Initially, BlackBerry is targeting the asset-tracking and connected-car spaces, the latter of which played a prominent role at CES. The IoT platform later will grow to include the smart energy and health care fields, officials said.

BlackBerry's move into wearables via the support for Android Wear smartwatches is another way for the company to extend the reach of its technologies, according to Herman Li, senior vice president of BBM engineering and product management at BlackBerry. BlackBerry officials cited research from Canalys analysts that indicate that annual shipments of smartwatches will grow to more than 28 million units this year and to more than 60 million by 2017.

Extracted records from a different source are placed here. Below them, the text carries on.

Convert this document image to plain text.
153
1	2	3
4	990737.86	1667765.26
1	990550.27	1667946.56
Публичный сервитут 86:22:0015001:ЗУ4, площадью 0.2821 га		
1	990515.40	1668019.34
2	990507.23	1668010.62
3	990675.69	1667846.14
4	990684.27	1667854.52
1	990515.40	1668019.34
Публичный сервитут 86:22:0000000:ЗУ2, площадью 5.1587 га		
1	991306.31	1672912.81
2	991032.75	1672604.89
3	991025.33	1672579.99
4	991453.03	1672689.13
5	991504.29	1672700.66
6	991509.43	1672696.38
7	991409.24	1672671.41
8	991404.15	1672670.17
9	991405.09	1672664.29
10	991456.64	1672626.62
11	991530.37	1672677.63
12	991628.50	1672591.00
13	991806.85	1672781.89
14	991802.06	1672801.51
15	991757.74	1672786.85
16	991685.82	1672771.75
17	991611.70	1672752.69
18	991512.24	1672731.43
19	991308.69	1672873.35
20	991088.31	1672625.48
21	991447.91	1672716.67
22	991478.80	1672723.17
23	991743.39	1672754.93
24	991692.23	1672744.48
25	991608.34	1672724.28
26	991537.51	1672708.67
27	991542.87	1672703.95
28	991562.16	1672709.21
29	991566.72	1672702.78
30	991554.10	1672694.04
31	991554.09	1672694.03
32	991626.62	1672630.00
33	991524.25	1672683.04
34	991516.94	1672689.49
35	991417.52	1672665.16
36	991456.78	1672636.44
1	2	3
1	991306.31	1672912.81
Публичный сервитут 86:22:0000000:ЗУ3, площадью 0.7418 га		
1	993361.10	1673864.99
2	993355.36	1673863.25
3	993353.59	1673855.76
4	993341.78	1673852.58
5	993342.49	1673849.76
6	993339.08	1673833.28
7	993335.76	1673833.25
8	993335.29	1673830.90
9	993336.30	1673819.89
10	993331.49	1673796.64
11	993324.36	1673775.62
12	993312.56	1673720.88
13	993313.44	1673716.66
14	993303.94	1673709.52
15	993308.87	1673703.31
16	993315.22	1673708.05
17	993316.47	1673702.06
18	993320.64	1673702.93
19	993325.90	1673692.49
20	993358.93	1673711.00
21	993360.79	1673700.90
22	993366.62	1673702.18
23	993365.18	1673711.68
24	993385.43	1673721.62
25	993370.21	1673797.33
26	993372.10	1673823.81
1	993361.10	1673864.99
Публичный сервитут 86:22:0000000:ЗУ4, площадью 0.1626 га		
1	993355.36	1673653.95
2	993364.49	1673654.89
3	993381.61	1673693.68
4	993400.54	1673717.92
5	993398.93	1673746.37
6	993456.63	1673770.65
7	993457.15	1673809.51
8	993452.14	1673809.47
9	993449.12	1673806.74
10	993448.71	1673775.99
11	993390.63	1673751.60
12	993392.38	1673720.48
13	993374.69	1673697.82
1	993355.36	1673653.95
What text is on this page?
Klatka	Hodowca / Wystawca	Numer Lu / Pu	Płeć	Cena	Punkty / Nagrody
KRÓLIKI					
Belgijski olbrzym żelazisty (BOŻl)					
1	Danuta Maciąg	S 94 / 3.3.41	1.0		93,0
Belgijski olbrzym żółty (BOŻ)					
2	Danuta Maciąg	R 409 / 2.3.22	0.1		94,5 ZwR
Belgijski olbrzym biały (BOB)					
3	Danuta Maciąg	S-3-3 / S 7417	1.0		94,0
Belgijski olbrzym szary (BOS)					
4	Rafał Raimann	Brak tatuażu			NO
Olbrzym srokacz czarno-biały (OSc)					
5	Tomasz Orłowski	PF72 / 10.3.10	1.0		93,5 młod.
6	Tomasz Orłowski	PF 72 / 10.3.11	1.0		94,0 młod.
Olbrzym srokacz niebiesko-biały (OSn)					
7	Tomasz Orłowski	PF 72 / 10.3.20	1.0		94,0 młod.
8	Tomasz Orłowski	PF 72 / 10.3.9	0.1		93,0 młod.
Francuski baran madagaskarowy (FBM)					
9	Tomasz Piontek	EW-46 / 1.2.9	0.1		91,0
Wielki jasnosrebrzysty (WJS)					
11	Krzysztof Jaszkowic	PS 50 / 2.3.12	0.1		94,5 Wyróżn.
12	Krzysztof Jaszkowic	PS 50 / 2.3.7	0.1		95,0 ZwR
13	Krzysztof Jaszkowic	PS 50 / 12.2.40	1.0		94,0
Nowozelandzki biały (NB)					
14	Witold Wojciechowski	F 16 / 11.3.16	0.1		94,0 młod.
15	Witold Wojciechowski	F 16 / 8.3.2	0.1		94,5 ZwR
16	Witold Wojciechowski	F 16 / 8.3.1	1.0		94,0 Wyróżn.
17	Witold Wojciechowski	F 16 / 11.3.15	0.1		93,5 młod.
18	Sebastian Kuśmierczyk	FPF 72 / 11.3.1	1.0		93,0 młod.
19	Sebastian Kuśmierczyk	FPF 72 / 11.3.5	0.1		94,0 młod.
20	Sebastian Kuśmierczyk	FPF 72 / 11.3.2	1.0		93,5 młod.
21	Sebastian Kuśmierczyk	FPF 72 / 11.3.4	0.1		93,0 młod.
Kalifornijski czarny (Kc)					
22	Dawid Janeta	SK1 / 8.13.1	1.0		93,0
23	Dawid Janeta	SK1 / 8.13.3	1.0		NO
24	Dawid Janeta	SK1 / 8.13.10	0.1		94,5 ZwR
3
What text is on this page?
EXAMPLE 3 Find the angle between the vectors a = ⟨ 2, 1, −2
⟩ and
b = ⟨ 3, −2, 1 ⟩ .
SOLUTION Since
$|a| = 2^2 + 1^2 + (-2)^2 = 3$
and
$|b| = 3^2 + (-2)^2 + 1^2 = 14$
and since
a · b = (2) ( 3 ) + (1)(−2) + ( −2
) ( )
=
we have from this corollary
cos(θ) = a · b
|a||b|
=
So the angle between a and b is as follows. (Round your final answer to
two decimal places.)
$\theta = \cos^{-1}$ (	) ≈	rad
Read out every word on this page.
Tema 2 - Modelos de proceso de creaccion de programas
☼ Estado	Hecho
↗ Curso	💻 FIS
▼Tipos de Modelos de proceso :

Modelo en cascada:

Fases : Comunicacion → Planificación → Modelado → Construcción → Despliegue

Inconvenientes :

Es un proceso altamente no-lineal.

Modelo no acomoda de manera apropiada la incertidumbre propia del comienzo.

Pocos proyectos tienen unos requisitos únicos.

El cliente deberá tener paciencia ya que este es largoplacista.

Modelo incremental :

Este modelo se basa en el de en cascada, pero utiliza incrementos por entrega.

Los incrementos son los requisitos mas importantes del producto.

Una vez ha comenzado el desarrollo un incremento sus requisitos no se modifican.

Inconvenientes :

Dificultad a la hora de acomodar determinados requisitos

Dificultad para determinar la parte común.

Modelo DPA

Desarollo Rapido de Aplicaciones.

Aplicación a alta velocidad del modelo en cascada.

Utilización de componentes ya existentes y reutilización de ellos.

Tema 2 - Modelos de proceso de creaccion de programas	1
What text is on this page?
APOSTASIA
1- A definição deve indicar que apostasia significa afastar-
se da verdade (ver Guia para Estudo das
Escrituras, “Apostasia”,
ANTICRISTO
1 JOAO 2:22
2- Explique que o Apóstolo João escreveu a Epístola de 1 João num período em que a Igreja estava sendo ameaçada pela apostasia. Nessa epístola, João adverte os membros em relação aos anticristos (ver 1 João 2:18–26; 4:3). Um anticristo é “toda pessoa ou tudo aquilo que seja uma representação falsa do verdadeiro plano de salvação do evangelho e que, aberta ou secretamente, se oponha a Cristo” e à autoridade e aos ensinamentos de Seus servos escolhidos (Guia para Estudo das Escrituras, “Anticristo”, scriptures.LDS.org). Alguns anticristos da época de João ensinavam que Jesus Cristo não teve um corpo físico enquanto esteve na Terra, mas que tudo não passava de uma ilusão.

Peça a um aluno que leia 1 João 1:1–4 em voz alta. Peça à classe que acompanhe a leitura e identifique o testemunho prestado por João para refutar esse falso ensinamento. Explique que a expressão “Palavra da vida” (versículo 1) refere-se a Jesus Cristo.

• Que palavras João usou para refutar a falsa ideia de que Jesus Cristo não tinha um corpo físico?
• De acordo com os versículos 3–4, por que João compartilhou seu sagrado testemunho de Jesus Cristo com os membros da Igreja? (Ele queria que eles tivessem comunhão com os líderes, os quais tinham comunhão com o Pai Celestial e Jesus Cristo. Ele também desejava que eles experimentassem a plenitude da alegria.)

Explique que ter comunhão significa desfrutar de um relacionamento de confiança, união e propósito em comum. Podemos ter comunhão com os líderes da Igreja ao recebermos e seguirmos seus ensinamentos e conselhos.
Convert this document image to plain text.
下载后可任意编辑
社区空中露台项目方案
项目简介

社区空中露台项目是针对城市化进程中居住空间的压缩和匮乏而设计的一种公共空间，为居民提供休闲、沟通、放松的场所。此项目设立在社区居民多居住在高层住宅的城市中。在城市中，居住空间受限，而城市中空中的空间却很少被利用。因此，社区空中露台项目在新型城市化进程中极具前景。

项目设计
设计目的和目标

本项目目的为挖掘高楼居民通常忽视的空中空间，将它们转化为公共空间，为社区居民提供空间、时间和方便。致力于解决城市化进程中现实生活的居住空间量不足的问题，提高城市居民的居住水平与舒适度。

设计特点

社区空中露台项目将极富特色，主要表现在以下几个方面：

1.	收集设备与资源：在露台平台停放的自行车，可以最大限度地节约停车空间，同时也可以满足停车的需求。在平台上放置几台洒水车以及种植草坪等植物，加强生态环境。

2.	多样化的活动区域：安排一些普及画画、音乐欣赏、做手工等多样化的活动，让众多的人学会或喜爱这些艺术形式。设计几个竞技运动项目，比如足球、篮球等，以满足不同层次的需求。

Through the integration of the BBM application into Android-based smartwatches, users will be able to get their BBM messages on their devices without having to touch their smartphones.

"The integration of BBM to support wearable technology is just one way we’re expanding the capabilities of our portfolio and delivering exciting options for customers to easily access BlackBerry’s cross-platform technologies," Li said in a statement.